“It is impossible to live without failing at something, unless you live so cautiously that you might as well not have lived at all, in which case you have failed by default.” – J.K. Rowling
There once lived a man, The Protagonist, who after a rather tumultuous childhood and an awkward early adulthood found enlightenment at the age of thirty. But it wasn’t until the age of forty seven that he truly realised his predicament. For he had been blessed with the ability to manifest his destiny, unfortunately, at a great cost to those near and dear to him. Our hero struggled in vain to be a benevolent influence but he repeatedly met with failure. Every time the person that he would try to help with genuine sincerity would end up getting hurt by our own hero’s actions. As if he himself was a manifestation of the old idiom: “The path to hell is paved with good intentions!”
But the eternal optimist within our tragic hero refused to admit failure and so he continued to apply the considerable faculties at his disposal to finding a solution to his predicament.
Of course, an easy solution would have been to opt for exile and fade away in to oblivion but given the responsibility of parenthood our protagonist had to take the path most travelled. Thus he found himself relegated to a surreal existence as if caught in purgatory. He adopted a stoic stance and tried his best to minimise the frequency of serendipitous entanglements with other kindred spirits. He bore the brunt of being misunderstood as a cynic and a pessimist while being also accused of being a narcissist. He was certainly someone who took pride in his accomplishments and his path to enlightenment had made him realise that self love was the path to salvation. So he was not inclined to become a martyr or a false prophet only to be posthumously abused by the very cretins that he absolutely despised.
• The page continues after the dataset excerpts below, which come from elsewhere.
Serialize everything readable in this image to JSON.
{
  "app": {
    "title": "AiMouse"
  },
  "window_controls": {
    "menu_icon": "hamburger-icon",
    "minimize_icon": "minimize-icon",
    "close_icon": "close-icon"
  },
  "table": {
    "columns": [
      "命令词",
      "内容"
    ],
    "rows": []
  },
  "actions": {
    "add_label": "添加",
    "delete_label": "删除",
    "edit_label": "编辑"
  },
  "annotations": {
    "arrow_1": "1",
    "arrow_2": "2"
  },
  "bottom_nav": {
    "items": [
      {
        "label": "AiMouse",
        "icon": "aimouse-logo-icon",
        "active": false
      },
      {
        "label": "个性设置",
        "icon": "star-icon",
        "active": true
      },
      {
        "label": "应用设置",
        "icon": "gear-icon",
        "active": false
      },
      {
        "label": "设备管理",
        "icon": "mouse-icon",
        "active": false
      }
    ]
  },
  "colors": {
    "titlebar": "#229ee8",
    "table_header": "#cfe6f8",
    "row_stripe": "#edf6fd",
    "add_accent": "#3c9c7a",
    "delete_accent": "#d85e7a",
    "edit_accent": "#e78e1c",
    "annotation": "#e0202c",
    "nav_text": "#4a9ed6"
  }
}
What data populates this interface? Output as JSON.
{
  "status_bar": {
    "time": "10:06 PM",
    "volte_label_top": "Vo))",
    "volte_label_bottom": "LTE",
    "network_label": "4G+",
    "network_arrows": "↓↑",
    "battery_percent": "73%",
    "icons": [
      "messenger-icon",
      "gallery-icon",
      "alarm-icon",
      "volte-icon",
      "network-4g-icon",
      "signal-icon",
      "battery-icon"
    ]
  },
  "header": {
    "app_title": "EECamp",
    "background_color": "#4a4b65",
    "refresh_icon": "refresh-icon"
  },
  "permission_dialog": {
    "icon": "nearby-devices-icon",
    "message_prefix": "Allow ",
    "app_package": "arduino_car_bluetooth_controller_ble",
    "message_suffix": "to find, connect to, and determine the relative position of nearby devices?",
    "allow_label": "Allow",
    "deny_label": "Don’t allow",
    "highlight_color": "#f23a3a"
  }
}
Those few individuals who at least felt sympathetic towards his cause remarked that while he was certainly touched by Divine Inspiration his aspirations were thwarted by Satanic Whispers. And so our hero continued down the path of life as it unfolded before him; guided by his instincts and by taking solace in the courage of his convictions. As he approached the forty eighth anniversary of his birth he happened to reach out to a person who claimed to be a “philomath”. He was instantly intrigued by this fellow traveller and was pleasantly surprised when the traveller responded to him in the most favourable manner. As their correspondence grew by leaps and bounds our hero even allowed himself to be infatuated by the aura surrounding this new found companion. He almost started hoping against all hope that his prayers had finally been answered. Alas, little did he know that this tale too had a tragic twist waiting to unravel our hero’s naive dreams.
Our protagonist slowly realised that his fellow traveller was inspiring him not to succeed but rather to fail. And then it dawned upon him, “What if inspiration was not only limited to helping us recover from a failure? Instead we sometimes need to be inspired to fail — to lose the battle to win the war so as to say.” Furthermore, he remarked, “Of course, the game of chess is all about sacrifices but sacrifice is not synonymous with failure. As intelligent beings homo sapiens are biologically conditioned to equate failure to death to the point that the species had evolved to have an aversion to risk. On the other hand it had been the appetite for risk — the leap before you think approach — that had propelled the fearless adventurers amongst them to dream the unachievable dream and even come very close to making the dream a reality. So it would be safe to say that while the human society at large was risk averse they were equally happy to partake in the success of those foolhardy few amongst them to the point of even abusing their gifts for the collective good!”
Our hero was now faced with a conundrum: On the one hand he held sacrosanct that each of us must do our part in the great circle of life. And to that end we must live our lives to the fullest consuming what we must to nurture ourselves and then in turn being consumed ourselves by the next generation. On the other hand, this pattern of consumption results in wanton creation of waste that threatens all life on this fragile speck of dust that we call Mother Earth.
He wondered, “Why can human life not be a zero sum game?” Our hero reminded himself that migratory patterns of the North Atlantic or Pacific salmon were a classic example of a species that “fails” at one primary purpose of life by dying to reproduce thus then “succeeding” at the other primary purpose of life. Along the way they contributed to the survival of an ecosystem consisting of great predators such as the grizzly bears and bald eagles. “Why is it so hard to imagine a scenario where humans can evolve or possibly devolve to live in harmony with nature?” our protagonist cried out in anguish.
And as if on cue the answer presented itself to him. “We need someone to inspire us to fail — to stop and think for a moment — to introspect and finally to help us decide when to stop our relentless pursuit of happiness which is invariably going to lead us to our doom!” And he just stood transfixed as he realised that the fools who had martyred themselves for the silliest of causes and the false prophets that had renounced life itself had actually done the wrong thing but under the right pretext. “Who are we to try and force entropy of human evolution to flow backwards towards achieving an equilibrium with nature?” he cried out! “It might be the preordained destiny of our species to succeed at destroying Life itself?” And thus our hero finally found his true calling: To inspire others to fail… to fail at living a morally correct life… to fail at trying to stop the inevitable destruction of the biosphere.
Maybe, just maybe, by hastening the failure of our species, Life could succeed at finding a way to survive!